Results of prospective study done by Campos B et al. and French KA et al. l have also found that social support was significant predictor of stress scores and its beneficial effect on outcomes, whereas Hedegaard et al. and Berle et al. didn’t find any buffering effect of social support in their study.18, 19, 20, 21 Authors suggests that social support groups of females, counsellors, easy approachability for mental health care and physicians should be encouraged at workplace, offices and factories. Moreover, husband’s and other family members’ support is anticipated for reducing stress of the mother during pregnancy in this changing nuclear family trend. Long term effect of the stress on foetus including the fertility is still to be studied, so it is sagacious to elevate stress of mothers for a better future generation.
A great deal of attention has been paid to the impact of prenatal maternal stress on birth outcomes, with a relative dearth of data to address which factors may decrease the risk of adverse birth outcomes or increase the likelihood of optimal birth outcomes.
Stress assessment should be integral part of routine obstetric care. Further research is required to ascertain and confirm the relationship between maternal stress and neonatal outcome, in a culturally diverse country like India wherein traditions and family structure are assumed to plays an important role in reducing the stress on mothers.

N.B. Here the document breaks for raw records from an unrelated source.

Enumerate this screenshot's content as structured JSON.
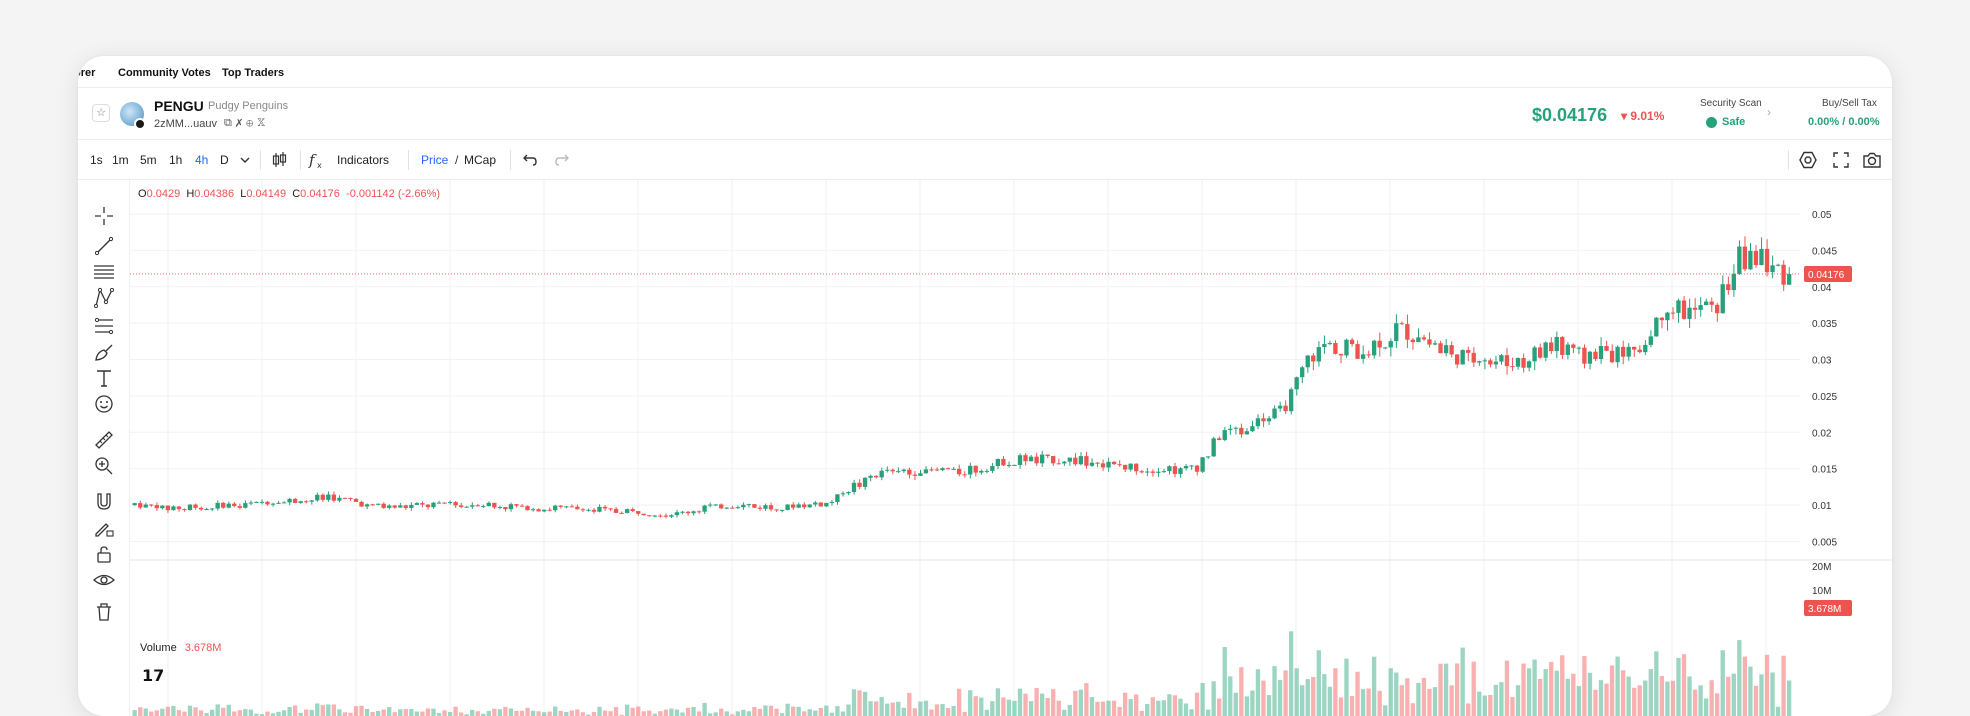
{
  "tabs": [
    "orer",
    "Community Votes",
    "Top Traders"
  ],
  "token": {
    "symbol": "PENGU",
    "name": "Pudgy Penguins",
    "address": "2zMM...uauv",
    "price": "$0.04176",
    "change": "▾ 9.01%",
    "security_label": "Security Scan",
    "security_value": "Safe",
    "tax_label": "Buy/Sell Tax",
    "tax_value": "0.00% / 0.00%"
  },
  "toolbar": {
    "intervals": [
      "1s",
      "1m",
      "5m",
      "1h",
      "4h",
      "D"
    ],
    "active_interval": "4h",
    "indicators_label": "Indicators",
    "price_label": "Price",
    "mcap_label": "MCap"
  },
  "ohlc": {
    "o_label": "O",
    "o_value": "0.0429",
    "h_label": "H",
    "h_value": "0.04386",
    "l_label": "L",
    "l_value": "0.04149",
    "c_label": "C",
    "c_value": "0.04176",
    "change_value": "-0.001142 (-2.66%)"
  },
  "volume": {
    "label": "Volume",
    "value": "3.678M",
    "last_badge": "3.678M"
  },
  "price_badge": "0.04176",
  "colors": {
    "up": "#26a17b",
    "down": "#ef5350",
    "accent": "#2962ff"
  },
  "chart_data": {
    "type": "candlestick",
    "y_ticks": [
      "0.05",
      "0.045",
      "0.04",
      "0.035",
      "0.03",
      "0.025",
      "0.02",
      "0.015",
      "0.01",
      "0.005"
    ],
    "ylim": [
      0.003,
      0.05
    ],
    "volume_ticks": [
      "20M",
      "10M"
    ],
    "last_price": 0.04176,
    "close_path": [
      [
        0,
        0.01
      ],
      [
        10,
        0.0096
      ],
      [
        20,
        0.0098
      ],
      [
        30,
        0.01
      ],
      [
        40,
        0.0104
      ],
      [
        50,
        0.0107
      ],
      [
        55,
        0.0112
      ],
      [
        60,
        0.0108
      ],
      [
        70,
        0.0098
      ],
      [
        80,
        0.0098
      ],
      [
        90,
        0.01
      ],
      [
        100,
        0.0102
      ],
      [
        110,
        0.0098
      ],
      [
        120,
        0.0095
      ],
      [
        130,
        0.0096
      ],
      [
        140,
        0.0093
      ],
      [
        150,
        0.0089
      ],
      [
        160,
        0.0087
      ],
      [
        170,
        0.0097
      ],
      [
        180,
        0.0099
      ],
      [
        190,
        0.0097
      ],
      [
        200,
        0.0099
      ],
      [
        205,
        0.0101
      ],
      [
        210,
        0.012
      ],
      [
        215,
        0.013
      ],
      [
        220,
        0.0142
      ],
      [
        230,
        0.0146
      ],
      [
        240,
        0.0146
      ],
      [
        250,
        0.0149
      ],
      [
        255,
        0.0158
      ],
      [
        265,
        0.0164
      ],
      [
        275,
        0.0162
      ],
      [
        285,
        0.016
      ],
      [
        290,
        0.0151
      ],
      [
        300,
        0.0151
      ],
      [
        310,
        0.0147
      ],
      [
        315,
        0.015
      ],
      [
        320,
        0.019
      ],
      [
        330,
        0.021
      ],
      [
        340,
        0.023
      ],
      [
        348,
        0.03
      ],
      [
        355,
        0.032
      ],
      [
        365,
        0.031
      ],
      [
        375,
        0.034
      ],
      [
        385,
        0.033
      ],
      [
        390,
        0.03
      ],
      [
        400,
        0.0305
      ],
      [
        410,
        0.0295
      ],
      [
        420,
        0.032
      ],
      [
        430,
        0.0305
      ],
      [
        445,
        0.031
      ],
      [
        455,
        0.038
      ],
      [
        460,
        0.036
      ],
      [
        468,
        0.037
      ],
      [
        475,
        0.044
      ],
      [
        480,
        0.0445
      ],
      [
        485,
        0.042
      ],
      [
        490,
        0.04176
      ]
    ]
  }
}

Limitations of this article are that we have studied the association in a tertiary care hospital setup, so there might be bias due to this factor. Moreover, most of the participants in the study were well-educated, the educational material and regular counselling by experts may have decreasing stress effect on them. Although, most of the participants were working mothers on maternity leave we have not taken socioeconomic status, family structure and interpersonal relationship and previous working pattern with working hours into consideration which can have impact on stress on the mothers.
Conclusions
Adequate counselling is essential to reduce the maternal stress at various stages of pregnancy and delivery. Family and spouse support at home; female social support group, mental health care and counselling at workplace is expedient for better development of the next generation present in womb. Assessment of stress should be an integral part of antenatal care.